I spent several years litigating major securities fraud cases, and I enjoyed learning about the history of the Federal securities laws. In the wake of the Great Depression that arrived in 1929, Congress acted to restore public confidence in a stock market that was rife with fraudulent conduct. It passed the Securities Act of 1933 and the Securities Exchange Act of 1934. These two pieces of legislation, as amended, form the core of modern Federal securities regulation.
The ’33 Act requires that securities offered to the public must first be registered, and their promotion is subject to strict rules. The ’34 Act sets up a regime whereby companies issue periodic and special reports– the now-familiar “10-Ks,” “10-Qs” and “8-Ks” of modern public company existence. These Acts also created the Securities and Exchange Commission. The design was not that the federal government would pass on the merits of any security, but rather would work to ensure that investors were given proper disclosure.
Flash forward to the present, where securities regulators are confronted with financial products their predecessors couldn’t have foreseen: Digital assets. As digital assets like cryptocurrencies have grown in popularity, so has the Federal government’s seeming interest in regulating them. The Commodity Futures Trading Commission a while back classified Bitcoin as a “commodity” subject to its regulation. Recent Congressional testimony by the CFTC Chairman sought to promote “an increasingly central role in overseeing the cash digital asset commodity market” for the agency.
As to the SEC, that agency has regulatory authority over what can be called a “security.” Thus, with regard to digital assets, the threshold question becomes whether they can properly be classed as “securities” under Federal law.

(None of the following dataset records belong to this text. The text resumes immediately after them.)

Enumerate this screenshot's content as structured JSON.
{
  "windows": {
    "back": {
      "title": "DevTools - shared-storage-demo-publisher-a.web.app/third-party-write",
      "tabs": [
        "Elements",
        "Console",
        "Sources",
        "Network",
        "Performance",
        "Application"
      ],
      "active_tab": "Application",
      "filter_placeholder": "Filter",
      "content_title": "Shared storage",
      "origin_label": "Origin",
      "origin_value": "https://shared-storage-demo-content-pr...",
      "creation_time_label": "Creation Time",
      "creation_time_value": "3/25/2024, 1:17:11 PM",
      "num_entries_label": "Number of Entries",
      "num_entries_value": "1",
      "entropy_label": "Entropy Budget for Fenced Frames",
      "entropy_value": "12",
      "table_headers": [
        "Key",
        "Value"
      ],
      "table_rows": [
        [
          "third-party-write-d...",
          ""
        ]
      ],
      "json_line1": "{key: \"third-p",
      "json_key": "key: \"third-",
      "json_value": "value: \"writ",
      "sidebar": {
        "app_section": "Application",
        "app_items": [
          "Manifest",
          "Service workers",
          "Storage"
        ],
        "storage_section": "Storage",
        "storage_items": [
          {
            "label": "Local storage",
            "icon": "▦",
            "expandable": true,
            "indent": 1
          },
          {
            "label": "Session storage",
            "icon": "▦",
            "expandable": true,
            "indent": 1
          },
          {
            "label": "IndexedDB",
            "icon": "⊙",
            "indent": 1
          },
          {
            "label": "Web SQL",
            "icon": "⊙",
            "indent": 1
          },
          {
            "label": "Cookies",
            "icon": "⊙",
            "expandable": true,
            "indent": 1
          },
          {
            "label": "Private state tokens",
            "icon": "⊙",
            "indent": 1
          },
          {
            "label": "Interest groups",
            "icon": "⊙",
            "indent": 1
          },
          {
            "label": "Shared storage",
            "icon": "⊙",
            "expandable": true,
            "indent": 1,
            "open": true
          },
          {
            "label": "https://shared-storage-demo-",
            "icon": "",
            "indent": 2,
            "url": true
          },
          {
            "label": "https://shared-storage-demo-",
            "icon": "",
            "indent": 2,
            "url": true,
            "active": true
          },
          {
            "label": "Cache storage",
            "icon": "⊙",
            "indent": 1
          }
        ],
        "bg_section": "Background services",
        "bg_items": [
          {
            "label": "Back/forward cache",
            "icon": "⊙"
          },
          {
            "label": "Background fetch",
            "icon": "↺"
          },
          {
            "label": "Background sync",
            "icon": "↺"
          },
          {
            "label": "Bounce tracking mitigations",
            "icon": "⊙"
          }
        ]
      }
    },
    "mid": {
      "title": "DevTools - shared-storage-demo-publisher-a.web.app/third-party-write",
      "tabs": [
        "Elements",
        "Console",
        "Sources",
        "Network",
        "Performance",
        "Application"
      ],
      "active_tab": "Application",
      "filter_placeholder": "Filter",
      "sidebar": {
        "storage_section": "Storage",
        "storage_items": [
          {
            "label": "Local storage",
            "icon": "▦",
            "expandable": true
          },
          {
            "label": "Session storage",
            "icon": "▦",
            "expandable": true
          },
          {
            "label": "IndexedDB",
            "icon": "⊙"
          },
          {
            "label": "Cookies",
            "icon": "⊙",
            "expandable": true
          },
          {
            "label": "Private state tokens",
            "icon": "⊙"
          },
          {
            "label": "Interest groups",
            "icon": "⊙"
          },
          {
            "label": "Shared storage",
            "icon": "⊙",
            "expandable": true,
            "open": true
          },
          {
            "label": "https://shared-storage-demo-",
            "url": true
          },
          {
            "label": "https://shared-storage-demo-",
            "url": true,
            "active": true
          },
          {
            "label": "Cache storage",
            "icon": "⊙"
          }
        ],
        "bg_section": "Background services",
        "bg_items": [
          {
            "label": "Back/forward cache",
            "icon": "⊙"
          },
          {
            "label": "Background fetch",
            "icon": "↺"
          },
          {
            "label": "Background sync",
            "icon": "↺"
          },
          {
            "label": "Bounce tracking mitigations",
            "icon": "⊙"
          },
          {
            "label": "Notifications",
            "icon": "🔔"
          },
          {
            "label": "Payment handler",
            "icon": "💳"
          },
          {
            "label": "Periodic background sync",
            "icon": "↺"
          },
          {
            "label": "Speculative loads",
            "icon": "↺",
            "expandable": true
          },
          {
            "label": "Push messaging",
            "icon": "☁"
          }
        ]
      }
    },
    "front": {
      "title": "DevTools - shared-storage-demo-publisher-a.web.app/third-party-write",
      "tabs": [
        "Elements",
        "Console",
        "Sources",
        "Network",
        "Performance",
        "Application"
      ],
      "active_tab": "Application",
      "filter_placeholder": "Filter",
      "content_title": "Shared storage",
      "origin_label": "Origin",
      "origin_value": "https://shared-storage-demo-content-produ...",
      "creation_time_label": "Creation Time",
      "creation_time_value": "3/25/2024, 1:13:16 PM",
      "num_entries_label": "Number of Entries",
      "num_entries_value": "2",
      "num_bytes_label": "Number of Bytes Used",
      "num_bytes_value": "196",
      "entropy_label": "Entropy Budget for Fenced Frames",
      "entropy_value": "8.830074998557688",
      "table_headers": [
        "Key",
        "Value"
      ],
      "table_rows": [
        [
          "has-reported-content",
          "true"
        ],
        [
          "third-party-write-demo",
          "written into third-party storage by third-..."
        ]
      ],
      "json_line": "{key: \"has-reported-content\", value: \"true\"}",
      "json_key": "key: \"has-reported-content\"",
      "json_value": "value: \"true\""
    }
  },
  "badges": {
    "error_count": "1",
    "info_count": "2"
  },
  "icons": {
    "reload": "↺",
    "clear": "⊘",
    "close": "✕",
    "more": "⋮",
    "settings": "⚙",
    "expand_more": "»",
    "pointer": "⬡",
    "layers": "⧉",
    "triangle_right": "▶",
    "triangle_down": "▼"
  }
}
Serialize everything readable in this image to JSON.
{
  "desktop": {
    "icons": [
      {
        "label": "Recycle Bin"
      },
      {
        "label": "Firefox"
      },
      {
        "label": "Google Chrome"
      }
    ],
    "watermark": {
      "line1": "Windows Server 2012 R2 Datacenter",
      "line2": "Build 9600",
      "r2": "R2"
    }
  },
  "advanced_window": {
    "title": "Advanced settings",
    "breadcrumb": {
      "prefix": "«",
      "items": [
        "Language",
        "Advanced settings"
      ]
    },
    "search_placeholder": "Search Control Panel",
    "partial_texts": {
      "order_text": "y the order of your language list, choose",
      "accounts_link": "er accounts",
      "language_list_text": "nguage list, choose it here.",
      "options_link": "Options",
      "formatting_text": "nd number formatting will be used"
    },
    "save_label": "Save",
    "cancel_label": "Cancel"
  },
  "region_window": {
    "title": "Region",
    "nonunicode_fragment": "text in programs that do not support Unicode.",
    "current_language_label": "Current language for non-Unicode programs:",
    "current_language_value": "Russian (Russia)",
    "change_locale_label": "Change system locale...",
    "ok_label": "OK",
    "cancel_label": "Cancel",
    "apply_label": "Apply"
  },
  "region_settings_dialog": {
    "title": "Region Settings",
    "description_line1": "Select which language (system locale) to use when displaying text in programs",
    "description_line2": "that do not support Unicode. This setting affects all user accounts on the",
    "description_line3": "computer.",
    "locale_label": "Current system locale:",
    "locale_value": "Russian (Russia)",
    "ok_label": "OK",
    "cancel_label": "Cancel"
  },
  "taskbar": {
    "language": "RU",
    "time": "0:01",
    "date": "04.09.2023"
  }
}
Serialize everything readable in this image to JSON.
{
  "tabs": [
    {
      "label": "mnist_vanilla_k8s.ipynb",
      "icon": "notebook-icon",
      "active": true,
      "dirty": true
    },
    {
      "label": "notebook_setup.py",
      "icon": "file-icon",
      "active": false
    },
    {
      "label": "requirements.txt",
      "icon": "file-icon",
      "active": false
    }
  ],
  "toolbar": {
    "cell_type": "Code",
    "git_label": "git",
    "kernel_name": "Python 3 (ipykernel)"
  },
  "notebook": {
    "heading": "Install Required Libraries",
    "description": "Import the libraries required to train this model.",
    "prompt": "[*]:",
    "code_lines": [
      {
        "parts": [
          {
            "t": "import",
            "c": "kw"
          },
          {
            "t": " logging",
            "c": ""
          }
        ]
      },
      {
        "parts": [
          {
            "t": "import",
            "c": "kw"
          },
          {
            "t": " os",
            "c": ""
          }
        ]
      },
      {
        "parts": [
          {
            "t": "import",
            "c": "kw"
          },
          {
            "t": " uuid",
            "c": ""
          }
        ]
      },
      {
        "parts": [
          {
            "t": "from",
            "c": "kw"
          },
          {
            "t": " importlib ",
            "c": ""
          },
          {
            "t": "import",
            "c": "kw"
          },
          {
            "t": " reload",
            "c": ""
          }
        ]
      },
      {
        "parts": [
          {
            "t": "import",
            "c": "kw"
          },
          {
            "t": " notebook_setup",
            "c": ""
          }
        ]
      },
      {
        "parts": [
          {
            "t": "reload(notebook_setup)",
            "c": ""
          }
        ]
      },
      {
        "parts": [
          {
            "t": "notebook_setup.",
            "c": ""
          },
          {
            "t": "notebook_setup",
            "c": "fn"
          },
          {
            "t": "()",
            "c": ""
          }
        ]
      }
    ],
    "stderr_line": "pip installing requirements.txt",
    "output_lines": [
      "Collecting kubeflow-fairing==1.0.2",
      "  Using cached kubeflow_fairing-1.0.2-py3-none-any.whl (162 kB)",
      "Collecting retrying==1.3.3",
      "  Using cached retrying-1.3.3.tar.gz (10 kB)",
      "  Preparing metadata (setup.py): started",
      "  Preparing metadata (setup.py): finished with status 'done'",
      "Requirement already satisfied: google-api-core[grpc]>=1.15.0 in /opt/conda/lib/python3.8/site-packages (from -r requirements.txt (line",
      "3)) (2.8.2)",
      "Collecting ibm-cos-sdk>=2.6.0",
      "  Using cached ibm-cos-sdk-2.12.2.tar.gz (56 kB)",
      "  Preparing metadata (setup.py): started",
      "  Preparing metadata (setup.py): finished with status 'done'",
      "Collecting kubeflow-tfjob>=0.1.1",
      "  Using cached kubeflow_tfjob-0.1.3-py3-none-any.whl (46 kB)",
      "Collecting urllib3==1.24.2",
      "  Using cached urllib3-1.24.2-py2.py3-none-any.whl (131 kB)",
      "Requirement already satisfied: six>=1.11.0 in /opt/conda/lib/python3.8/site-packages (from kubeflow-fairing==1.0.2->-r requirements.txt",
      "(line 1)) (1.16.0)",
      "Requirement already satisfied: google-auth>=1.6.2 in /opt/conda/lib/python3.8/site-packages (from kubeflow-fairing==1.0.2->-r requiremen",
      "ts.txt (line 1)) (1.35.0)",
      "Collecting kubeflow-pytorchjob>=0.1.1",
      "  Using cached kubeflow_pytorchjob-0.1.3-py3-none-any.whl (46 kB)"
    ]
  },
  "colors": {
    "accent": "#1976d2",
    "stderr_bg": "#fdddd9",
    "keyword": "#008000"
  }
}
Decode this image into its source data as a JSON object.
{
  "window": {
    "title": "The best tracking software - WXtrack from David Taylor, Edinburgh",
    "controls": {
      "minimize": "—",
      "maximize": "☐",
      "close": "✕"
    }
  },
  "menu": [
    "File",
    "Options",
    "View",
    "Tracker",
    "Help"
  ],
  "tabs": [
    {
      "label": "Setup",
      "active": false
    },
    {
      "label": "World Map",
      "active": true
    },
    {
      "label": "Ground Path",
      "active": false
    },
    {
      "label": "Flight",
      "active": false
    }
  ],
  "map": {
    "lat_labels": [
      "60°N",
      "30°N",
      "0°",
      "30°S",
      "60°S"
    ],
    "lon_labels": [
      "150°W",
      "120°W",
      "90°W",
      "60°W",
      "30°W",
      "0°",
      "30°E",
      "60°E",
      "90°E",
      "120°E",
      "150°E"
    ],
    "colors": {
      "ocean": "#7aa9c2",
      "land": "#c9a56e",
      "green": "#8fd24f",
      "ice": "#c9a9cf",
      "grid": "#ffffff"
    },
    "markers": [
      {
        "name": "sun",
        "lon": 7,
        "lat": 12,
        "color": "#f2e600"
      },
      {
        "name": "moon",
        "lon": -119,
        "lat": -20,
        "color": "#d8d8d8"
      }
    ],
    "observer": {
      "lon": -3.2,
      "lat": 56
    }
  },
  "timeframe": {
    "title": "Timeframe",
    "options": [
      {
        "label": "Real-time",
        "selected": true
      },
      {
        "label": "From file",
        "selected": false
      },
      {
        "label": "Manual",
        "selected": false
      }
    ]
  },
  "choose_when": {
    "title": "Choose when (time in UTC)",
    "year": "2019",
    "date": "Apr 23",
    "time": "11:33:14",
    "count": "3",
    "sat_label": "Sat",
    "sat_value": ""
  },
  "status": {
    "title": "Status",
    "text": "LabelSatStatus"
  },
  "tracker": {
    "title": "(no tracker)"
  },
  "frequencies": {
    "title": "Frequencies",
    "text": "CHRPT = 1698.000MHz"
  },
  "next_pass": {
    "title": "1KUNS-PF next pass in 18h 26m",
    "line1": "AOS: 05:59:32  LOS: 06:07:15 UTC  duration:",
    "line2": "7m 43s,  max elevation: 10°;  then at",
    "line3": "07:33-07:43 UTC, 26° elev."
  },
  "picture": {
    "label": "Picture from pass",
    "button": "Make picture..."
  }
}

The ’33 and ’34 Acts contain a definition of “security” that specifically excludes “currency.” In 2018, former SEC Chair Jay Clayton commented that “[c]ryptocurrencies … are replacements for sovereign currencies …. That type of currency is not a security.”
But the Acts’ definition specifically includes an “investment contract” which, according to the Supreme Court, exists where there is the “investment of money in a common enterprise with profits to come solely from the efforts of others.” SEC v. Howey, 328 U.S. 293, 301 (1946). In 2017, the SEC issued a report advising “those who would use . . . distributed ledger or blockchain-enabled means for capital raising[]” that the type of digital assets in that report were “investment contracts” and, therefore, were securities subject to the Federal securities laws.
In comparison to the CFTC’s jurisdiction, SEC regulation would be far more involved. The idea is particularly unwelcome to the Crypto community, given the original impetus for Bitcoin was mainly to create a currency free from centralized control by governments. And it raises a significant public policy question, namely, whether Crypto markets would ultimately be better or worse for participants if they were regulated. Further, if regulation is warranted, it’s also an open question as to whether Congress should create a specialized agency and regulatory scheme just for Crypto, rather than forcing it into the current framework for traditional securities. In the meantime, as will be chronicled in future Posts, the SEC has undertaken significant enforcement actions against some promoters of digital assets, asserting its jurisdiction over them.